Without hesitation, she dropped the wire into the water. The crackling was replaced by a low, metallic hum as Quentin Stefano began to convulse violently, clutching spastically at the side of the trough. His teeth began to shatter and blood trickled from one if his nostrils. Finally, a tiny plume of smoke rose from behind his head and he went limp, sinking slowly beneath the surface.

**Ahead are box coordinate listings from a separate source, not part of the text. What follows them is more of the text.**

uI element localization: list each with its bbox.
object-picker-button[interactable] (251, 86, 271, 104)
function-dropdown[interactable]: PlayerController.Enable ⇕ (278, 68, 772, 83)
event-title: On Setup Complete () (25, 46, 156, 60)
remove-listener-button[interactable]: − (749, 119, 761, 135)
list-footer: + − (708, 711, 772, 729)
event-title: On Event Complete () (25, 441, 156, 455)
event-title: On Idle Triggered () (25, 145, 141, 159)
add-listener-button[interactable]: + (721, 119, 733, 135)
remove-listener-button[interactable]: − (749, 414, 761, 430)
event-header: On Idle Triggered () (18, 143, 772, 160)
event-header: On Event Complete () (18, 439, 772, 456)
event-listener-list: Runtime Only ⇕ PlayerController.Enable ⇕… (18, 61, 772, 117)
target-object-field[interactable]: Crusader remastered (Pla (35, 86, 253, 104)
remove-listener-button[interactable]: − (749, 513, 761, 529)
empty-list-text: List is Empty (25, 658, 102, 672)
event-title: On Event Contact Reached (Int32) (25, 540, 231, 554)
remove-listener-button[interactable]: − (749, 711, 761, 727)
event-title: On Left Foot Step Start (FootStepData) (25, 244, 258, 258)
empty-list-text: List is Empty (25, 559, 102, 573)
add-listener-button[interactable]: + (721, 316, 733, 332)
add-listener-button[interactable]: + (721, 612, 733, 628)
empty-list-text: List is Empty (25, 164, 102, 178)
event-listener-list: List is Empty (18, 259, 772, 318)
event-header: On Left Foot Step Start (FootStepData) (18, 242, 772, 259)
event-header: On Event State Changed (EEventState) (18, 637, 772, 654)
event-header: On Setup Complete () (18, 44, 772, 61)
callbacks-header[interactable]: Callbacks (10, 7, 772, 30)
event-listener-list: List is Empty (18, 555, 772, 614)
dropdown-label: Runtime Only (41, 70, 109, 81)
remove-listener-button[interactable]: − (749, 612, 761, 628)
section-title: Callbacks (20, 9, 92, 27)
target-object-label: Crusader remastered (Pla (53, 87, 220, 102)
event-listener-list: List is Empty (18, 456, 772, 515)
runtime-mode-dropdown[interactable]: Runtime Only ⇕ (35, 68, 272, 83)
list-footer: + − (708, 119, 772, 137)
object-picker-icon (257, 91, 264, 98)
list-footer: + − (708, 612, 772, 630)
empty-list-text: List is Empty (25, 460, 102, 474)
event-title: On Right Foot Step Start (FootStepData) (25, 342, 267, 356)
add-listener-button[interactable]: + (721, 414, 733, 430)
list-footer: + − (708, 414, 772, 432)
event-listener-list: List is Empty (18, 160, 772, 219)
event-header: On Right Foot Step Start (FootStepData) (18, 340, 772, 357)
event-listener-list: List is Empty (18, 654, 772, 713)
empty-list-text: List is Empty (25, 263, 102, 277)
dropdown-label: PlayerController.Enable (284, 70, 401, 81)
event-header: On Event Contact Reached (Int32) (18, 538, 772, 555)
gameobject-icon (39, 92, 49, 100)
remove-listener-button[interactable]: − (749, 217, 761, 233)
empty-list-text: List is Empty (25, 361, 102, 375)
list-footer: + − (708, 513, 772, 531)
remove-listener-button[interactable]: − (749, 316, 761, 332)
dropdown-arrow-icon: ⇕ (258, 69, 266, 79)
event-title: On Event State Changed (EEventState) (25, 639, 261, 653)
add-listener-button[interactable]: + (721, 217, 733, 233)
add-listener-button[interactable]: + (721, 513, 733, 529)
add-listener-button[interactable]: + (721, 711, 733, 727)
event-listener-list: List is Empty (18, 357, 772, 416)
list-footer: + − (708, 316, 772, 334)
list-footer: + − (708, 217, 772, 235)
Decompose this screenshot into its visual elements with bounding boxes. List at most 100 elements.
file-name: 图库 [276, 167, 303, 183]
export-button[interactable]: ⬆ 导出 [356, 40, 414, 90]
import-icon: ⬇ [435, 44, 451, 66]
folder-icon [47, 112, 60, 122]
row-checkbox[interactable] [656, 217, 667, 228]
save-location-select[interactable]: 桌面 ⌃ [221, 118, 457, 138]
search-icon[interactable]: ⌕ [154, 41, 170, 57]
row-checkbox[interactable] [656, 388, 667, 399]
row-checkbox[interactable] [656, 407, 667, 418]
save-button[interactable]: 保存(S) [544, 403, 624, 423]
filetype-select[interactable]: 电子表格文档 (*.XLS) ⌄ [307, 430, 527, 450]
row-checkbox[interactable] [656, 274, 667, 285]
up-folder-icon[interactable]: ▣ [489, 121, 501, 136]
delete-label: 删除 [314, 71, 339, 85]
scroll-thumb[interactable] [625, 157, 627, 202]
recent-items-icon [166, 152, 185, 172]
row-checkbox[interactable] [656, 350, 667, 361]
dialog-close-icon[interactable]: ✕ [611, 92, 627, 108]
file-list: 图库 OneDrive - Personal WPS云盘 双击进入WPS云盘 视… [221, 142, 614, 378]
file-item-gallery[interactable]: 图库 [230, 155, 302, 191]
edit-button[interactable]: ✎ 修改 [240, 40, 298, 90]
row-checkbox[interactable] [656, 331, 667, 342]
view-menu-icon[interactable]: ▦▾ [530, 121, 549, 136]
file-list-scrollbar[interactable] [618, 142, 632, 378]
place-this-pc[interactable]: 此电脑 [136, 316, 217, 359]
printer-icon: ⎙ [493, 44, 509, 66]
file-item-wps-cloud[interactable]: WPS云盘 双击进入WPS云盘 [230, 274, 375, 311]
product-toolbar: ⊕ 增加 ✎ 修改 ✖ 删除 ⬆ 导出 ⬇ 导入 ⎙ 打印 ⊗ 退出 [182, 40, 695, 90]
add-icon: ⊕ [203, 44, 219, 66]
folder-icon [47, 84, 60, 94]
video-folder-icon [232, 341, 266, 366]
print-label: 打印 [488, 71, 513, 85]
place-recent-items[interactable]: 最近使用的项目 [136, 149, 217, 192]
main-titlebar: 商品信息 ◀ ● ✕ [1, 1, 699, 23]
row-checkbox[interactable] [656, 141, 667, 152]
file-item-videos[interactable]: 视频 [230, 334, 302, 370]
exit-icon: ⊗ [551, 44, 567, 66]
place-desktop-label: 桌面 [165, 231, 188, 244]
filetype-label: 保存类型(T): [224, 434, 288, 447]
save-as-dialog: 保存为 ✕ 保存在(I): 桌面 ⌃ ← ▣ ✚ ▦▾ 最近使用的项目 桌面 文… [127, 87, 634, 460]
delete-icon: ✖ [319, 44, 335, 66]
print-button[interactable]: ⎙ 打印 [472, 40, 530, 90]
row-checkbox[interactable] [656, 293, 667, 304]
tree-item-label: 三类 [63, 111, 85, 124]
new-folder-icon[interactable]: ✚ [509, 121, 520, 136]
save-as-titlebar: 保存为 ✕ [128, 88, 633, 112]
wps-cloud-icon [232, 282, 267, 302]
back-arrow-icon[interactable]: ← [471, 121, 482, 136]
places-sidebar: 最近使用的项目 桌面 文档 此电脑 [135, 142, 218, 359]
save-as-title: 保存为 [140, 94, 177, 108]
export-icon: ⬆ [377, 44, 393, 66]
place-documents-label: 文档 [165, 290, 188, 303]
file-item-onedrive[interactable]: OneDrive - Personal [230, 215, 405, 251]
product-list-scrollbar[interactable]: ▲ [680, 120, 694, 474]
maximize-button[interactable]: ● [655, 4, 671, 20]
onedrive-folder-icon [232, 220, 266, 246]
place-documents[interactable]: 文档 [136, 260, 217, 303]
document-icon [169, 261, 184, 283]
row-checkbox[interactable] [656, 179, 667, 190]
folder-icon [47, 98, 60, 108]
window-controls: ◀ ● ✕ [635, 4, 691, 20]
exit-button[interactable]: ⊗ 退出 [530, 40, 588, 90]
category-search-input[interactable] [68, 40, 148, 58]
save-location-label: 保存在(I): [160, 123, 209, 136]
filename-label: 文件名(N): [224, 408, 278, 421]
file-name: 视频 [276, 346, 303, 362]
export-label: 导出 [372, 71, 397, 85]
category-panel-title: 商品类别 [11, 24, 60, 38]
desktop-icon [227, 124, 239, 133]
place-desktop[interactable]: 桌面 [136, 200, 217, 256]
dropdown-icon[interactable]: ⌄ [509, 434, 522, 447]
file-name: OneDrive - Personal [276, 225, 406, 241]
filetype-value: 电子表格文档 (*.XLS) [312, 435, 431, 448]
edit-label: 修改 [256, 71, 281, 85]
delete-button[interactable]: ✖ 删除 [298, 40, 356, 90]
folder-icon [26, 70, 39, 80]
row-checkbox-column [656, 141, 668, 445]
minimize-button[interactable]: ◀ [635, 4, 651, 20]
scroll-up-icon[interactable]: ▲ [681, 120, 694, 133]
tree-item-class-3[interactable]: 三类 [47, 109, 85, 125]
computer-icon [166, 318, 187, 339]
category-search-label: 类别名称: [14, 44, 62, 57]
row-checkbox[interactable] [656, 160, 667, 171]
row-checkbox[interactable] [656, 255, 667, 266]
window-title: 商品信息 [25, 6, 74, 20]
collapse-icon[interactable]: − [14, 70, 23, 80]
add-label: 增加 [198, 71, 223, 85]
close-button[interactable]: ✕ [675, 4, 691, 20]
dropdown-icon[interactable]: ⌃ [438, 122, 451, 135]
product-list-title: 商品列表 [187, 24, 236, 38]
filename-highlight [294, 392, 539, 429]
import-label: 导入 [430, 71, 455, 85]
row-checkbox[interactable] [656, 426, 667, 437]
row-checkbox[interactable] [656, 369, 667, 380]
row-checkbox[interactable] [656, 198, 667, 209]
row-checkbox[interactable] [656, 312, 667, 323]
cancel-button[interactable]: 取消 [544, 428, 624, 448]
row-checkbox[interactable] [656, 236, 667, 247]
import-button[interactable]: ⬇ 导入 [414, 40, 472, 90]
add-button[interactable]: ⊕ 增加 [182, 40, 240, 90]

Amria ran to Jimmy, got him to his feet and helped him out of the barn. Outside, Eddie stood with Maggie, one big arm propped over her shoulder and a fresh bandage wrapped around his wounded leg.

"Cut yourself a little, did you partner?" chuckled Eddie.

"Aw, it's nothing old man. Just a nick," Jimmy grinned. "Um, Eddie? 'You think there'll be any trouble about…well...all this?"

Eddie shook his head.

"Funny thing about the desert. Sometimes, people just go missing. They get lost or they have an accident and they're never, ever found. 'Just happens."

Eddie shrugged. Maggie nodded thoughtfully, and then looked at others with an odd smile curling around the edges of her lips.

"You know what, Eddie? I think it's about time we dug ourselves a new garbage pit."

They all laughed quietly, and then stood there for a long time basking in the first golden rays of a new day rising over the mountains.